Mechanisms contributing to synaptic Ca2+ signals and their heterogeneity in hair cells

Sound coding at hair cell ribbon synapses is tightly regulated by Ca2+. Here, we used patch-clamp, fast confocal Ca2+ imaging and modeling to characterize synaptic Ca2+ signaling in cochlear inner hair cells (IHCs) of hearing mice. Submicrometer fluorescence hotspots built up and collapsed at the base of IHCs within a few milliseconds of stimulus onset and cessation. They most likely represented Ca2+ microdomains arising from synaptic Ca2+ influx through Ca(V)1.3 channels. Synaptic Ca2+ microdomains varied substantially in amplitude and voltage dependence even within single IHCs. Testing putative mechanisms for the heterogeneity of Ca2+ signaling, we found the amplitude variability unchanged when blocking mitochondrial Ca2+ uptake or Ca2+-induced Ca2+ release, buffering cytosolic Ca2+ by millimolar concentrations of EGTA, or elevating the Ca2+ channel open probability by the dihydropyridine agonist BayK8644. However, we observed substantial variability also for the fluorescence of immunolabeled Ca(V)1.3 Ca2+ channel clusters.
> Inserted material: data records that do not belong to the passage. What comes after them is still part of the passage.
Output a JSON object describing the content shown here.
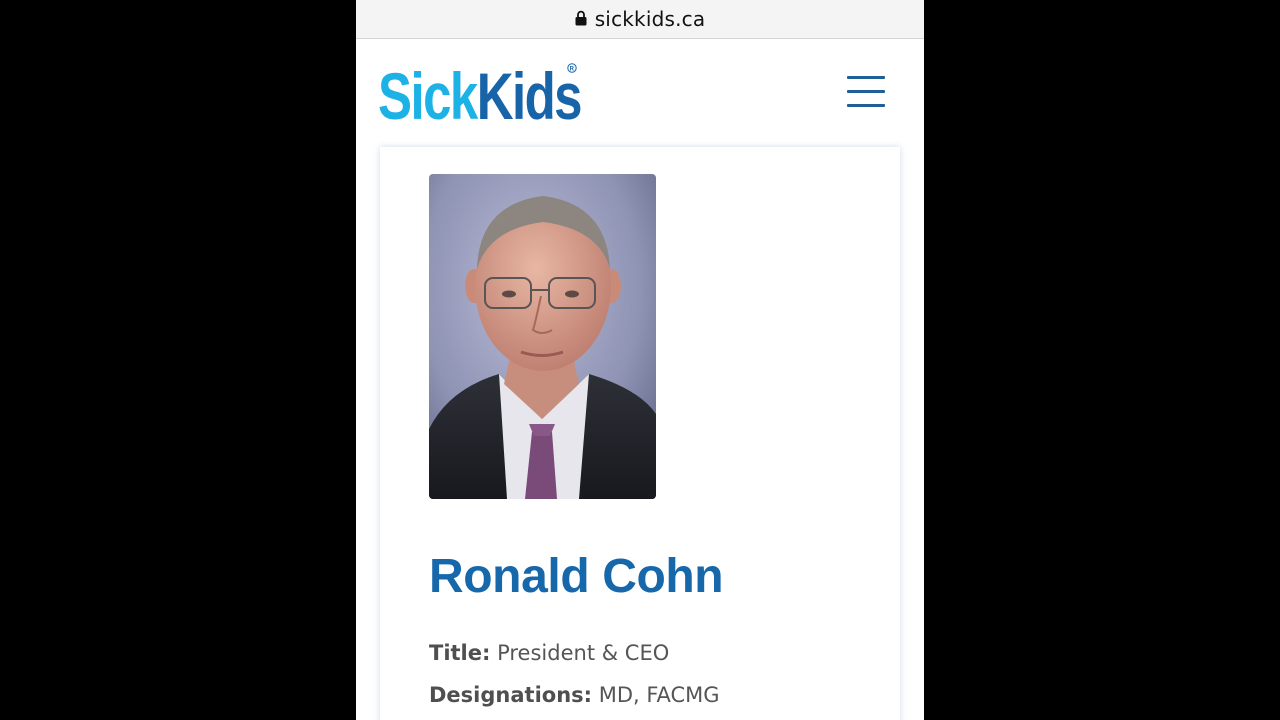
{
  "browser": {
    "url": "sickkids.ca",
    "lock_icon": "lock-icon"
  },
  "header": {
    "logo_text": "SickKids",
    "logo_registered": "®",
    "menu_icon": "hamburger-menu-icon"
  },
  "profile": {
    "photo_alt": "Ronald Cohn",
    "name": "Ronald Cohn",
    "title_label": "Title:",
    "title_value": "President & CEO",
    "designations_label": "Designations:",
    "designations_value": "MD, FACMG"
  },
  "colors": {
    "brand_blue": "#1767ab",
    "logo_cyan": "#1db2e6",
    "logo_navy": "#1765a8",
    "menu_blue": "#1f5f97",
    "page_bg": "#000000"
  }
}
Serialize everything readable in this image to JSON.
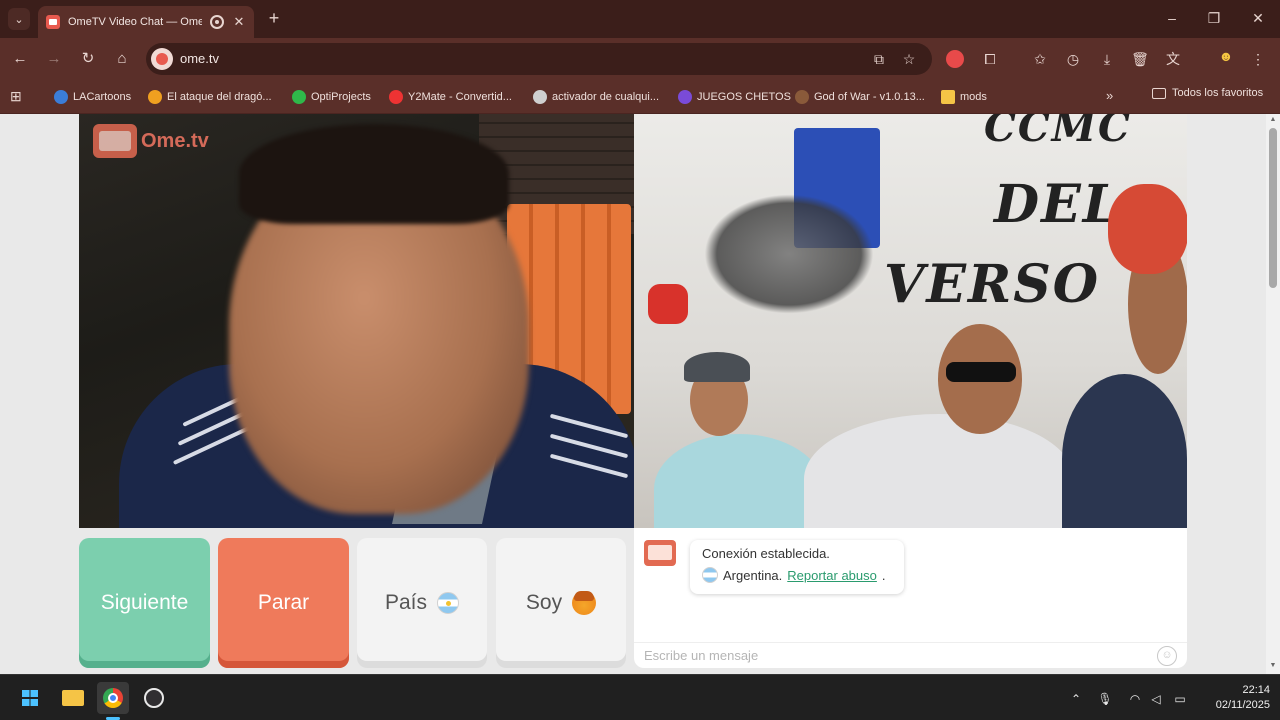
{
  "browser": {
    "tab_title": "OmeTV Video Chat — Ome",
    "url": "ome.tv",
    "new_tab_symbol": "+",
    "bookmarks": [
      {
        "label": "LACartoons",
        "color": "#3b7dd8"
      },
      {
        "label": "El ataque del dragó...",
        "color": "#f0a020"
      },
      {
        "label": "OptiProjects",
        "color": "#2fb84a"
      },
      {
        "label": "Y2Mate - Convertid...",
        "color": "#e33"
      },
      {
        "label": "activador de cualqui...",
        "color": "#cfcfcf"
      },
      {
        "label": "JUEGOS CHETOS",
        "color": "#7a4bd8"
      },
      {
        "label": "God of War - v1.0.13...",
        "color": "#8a5a3a"
      },
      {
        "label": "mods",
        "color": "#f5c446"
      }
    ],
    "bookmarks_more": "»",
    "all_bookmarks": "Todos los favoritos"
  },
  "video": {
    "logo_text": "Ome.tv"
  },
  "controls": {
    "next_label": "Siguiente",
    "stop_label": "Parar",
    "country_label": "País",
    "gender_label": "Soy"
  },
  "chat": {
    "status_line": "Conexión establecida.",
    "country": "Argentina.",
    "report_link": "Reportar abuso",
    "report_suffix": ".",
    "input_placeholder": "Escribe un mensaje",
    "emoji_icon": "☺"
  },
  "taskbar": {
    "time": "22:14",
    "date": "02/11/2025"
  },
  "colors": {
    "next_button": "#7ccfae",
    "stop_button": "#ef7a5b",
    "report_link": "#2a9b6e",
    "browser_frame": "#5a2f29"
  }
}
Moreover, the Ca2+ microdomain amplitude correlated positively with the size of the corresponding synaptic ribbon. Ribbon size, previously suggested to scale with the number of synaptic Ca2+ channels, was approximated by using fluorescent peptide labeling. We propose that IHCs adjust the number and the gating of Ca(V)1.3 channels at their active zones to diversify their transmitter release rates.